Exploring finds rare resources, and occasionally technology unlocks that simply can't be had any other way. There's sights to see, too. Especially as the terraforming continues apace, the planet visibly changes. What was once a hostile dustball exposed to hard vacuum starts to form an atmosphere--and the sky changes colour--and then lakes, then plantlife. Your base could be under that lake. Eventually, insects and animals are part of the picture. Just never got there yet, but likely will.
It plays fine in coop. In a zesty change of pace, I'm building up the base while the missus does more exploring. There's not that much base-building to do, and new machines only need to be placed every now and again. So it works generally, but not perfectly well. Sometimes things get desychronized; a locker won't work right, or once, my remote players had a never-ending meteor storm though it had long-since passed for me and all was calm. But on the whole, smallish issues. Relogging fixes them. And that means other players to go pick up all the nuggets for me.
I'm not streaming this one right now, but we may later on. I am doing other things on occasion, and as always, you're welcome to join me. If you made it down here, you're my kind of person and I'd enjoy your viewership.

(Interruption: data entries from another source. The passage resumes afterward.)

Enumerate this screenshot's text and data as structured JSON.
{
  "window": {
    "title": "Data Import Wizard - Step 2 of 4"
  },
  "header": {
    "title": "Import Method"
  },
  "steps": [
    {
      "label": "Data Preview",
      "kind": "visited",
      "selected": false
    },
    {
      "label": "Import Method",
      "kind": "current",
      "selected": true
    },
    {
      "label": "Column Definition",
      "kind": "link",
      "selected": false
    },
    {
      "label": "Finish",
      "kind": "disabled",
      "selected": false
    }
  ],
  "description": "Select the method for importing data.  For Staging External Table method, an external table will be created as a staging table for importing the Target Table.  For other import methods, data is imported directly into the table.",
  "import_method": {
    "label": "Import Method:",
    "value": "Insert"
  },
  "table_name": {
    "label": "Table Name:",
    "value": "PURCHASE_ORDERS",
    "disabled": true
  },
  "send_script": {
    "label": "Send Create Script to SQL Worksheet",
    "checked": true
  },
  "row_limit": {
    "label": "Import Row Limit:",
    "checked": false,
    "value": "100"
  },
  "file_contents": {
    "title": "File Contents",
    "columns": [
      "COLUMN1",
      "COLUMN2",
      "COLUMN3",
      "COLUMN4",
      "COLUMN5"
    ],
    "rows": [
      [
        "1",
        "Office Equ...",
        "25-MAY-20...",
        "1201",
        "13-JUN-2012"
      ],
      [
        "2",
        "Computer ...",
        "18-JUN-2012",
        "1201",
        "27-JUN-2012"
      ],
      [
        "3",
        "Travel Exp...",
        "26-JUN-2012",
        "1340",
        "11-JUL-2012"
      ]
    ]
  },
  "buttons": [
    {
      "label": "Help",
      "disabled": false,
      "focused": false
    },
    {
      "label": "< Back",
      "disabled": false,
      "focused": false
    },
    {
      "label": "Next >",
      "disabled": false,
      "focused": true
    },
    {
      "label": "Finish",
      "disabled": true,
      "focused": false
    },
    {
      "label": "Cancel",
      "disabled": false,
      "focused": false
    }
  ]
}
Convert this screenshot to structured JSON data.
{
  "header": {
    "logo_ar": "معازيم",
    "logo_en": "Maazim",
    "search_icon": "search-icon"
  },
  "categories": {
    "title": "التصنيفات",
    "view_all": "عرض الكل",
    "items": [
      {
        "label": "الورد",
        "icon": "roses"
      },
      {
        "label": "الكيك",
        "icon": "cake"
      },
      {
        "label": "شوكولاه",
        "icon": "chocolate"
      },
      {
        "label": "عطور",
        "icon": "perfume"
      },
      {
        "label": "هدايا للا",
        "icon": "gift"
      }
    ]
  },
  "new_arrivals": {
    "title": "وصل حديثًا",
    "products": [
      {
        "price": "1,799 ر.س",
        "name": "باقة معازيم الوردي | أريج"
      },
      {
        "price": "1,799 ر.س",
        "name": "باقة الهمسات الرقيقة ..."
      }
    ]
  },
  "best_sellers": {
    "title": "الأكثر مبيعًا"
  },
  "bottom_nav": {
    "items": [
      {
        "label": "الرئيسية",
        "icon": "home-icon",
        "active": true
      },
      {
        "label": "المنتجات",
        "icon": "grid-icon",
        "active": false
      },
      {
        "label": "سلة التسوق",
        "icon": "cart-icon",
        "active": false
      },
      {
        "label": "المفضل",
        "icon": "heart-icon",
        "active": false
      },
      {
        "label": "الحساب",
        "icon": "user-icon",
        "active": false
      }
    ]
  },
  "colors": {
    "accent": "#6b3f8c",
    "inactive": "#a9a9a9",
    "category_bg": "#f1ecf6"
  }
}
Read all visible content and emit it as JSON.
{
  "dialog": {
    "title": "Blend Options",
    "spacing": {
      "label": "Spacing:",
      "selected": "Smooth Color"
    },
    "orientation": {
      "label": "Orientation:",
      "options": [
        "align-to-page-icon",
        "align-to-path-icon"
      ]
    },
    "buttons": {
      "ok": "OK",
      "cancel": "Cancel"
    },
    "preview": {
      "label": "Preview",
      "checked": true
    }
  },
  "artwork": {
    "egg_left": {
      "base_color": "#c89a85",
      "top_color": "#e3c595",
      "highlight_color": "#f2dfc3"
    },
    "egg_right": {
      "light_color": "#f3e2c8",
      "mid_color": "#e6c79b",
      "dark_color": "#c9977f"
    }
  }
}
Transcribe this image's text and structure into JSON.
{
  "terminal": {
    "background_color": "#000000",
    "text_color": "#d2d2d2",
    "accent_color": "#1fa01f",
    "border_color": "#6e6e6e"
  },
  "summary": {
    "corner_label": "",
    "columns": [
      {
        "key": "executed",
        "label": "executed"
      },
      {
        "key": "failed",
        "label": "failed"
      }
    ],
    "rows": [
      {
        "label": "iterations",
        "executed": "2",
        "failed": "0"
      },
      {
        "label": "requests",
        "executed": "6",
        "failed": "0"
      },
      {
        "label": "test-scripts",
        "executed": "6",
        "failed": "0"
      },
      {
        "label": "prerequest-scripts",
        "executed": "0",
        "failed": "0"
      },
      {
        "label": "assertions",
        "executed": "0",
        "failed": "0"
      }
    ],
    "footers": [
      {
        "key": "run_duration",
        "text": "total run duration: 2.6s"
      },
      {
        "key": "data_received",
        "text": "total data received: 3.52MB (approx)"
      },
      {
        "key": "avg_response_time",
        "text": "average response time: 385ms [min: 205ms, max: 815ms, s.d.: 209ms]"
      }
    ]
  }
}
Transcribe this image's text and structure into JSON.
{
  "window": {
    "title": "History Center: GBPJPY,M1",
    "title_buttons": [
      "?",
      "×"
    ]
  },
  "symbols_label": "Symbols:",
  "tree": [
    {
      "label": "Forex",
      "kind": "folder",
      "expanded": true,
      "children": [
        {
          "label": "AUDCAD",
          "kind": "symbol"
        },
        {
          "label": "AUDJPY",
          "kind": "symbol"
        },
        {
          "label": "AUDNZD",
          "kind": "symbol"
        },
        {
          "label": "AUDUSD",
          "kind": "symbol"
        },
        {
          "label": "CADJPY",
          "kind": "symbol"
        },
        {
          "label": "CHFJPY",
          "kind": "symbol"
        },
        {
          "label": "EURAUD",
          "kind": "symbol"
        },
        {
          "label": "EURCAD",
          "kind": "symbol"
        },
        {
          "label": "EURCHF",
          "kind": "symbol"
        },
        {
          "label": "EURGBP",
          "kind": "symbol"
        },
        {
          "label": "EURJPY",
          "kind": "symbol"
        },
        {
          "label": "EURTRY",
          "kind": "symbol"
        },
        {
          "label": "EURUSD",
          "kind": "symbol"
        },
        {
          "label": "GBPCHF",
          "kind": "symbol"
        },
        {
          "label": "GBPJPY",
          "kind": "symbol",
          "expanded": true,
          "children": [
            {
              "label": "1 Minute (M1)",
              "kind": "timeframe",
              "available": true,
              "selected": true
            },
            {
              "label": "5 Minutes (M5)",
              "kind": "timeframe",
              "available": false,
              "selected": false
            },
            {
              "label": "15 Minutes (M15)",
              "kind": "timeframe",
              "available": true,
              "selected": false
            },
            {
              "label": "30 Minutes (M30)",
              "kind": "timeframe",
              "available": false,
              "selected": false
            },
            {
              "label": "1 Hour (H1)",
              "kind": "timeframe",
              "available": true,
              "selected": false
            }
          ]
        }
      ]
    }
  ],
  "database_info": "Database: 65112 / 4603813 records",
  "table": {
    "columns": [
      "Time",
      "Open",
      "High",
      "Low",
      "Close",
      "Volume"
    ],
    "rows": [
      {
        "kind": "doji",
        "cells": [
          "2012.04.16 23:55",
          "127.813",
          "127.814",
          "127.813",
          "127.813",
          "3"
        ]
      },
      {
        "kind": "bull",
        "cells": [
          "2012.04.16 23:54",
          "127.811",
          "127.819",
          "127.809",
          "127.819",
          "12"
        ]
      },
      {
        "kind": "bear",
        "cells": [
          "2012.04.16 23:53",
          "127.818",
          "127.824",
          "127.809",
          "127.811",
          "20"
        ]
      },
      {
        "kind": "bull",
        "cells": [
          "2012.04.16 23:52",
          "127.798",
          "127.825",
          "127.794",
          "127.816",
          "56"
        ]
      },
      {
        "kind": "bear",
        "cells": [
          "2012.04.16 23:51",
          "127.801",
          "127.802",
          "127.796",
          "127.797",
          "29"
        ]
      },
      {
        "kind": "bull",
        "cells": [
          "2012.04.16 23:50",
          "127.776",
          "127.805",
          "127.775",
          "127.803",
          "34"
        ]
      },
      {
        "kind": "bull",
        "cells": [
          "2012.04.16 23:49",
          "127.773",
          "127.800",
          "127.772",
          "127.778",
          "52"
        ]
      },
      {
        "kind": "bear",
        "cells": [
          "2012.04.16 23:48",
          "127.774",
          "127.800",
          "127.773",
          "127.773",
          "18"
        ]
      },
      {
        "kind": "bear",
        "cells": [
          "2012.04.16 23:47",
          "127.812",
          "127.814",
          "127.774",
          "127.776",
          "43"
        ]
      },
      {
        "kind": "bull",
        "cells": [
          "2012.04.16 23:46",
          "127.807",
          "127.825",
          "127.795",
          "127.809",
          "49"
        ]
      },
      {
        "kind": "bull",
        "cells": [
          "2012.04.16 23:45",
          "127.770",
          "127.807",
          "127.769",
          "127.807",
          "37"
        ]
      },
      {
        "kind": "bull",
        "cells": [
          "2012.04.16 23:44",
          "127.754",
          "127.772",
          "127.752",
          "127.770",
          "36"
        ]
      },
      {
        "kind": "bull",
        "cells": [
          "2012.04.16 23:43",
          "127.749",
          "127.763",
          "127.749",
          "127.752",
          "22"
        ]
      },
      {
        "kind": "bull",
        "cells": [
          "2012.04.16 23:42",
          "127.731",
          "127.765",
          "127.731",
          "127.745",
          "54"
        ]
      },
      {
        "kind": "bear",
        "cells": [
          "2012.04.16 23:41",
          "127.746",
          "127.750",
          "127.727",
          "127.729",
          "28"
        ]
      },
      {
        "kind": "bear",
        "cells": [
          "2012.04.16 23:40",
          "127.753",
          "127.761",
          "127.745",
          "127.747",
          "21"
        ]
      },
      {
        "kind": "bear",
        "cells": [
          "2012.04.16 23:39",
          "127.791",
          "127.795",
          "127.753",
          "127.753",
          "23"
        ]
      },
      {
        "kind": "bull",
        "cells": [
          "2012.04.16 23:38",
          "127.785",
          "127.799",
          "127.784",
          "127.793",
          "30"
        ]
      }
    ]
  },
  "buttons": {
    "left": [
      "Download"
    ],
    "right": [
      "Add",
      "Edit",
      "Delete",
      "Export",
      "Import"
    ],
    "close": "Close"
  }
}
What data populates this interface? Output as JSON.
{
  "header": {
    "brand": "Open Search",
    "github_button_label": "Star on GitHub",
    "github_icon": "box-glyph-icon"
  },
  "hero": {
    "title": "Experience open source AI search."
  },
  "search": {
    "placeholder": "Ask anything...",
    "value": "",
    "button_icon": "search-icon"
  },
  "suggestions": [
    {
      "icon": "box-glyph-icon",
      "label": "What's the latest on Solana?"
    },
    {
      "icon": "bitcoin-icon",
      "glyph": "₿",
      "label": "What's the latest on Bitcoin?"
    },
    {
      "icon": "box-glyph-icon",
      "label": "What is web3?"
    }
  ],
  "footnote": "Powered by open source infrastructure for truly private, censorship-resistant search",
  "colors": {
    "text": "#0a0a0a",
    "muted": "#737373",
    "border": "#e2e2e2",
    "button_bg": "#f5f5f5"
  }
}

Crack a joke in the chat at http://www.twitch.tv/fdejeuner.
So in the end, you've got a game that's pretty calm and composed, and as long as you remember to pack some snacks and not dive off cliffs, there's pretty much nothing here to kill you. It requires you meander the map, at least if you want to win the game in a reasonable amount of time. Sometimes you just have to wait for something to happen. But you get a planet that starts off as a dustball, and becomes steadily more lush over time. So it's worth the price of admission, in my excellent opinion.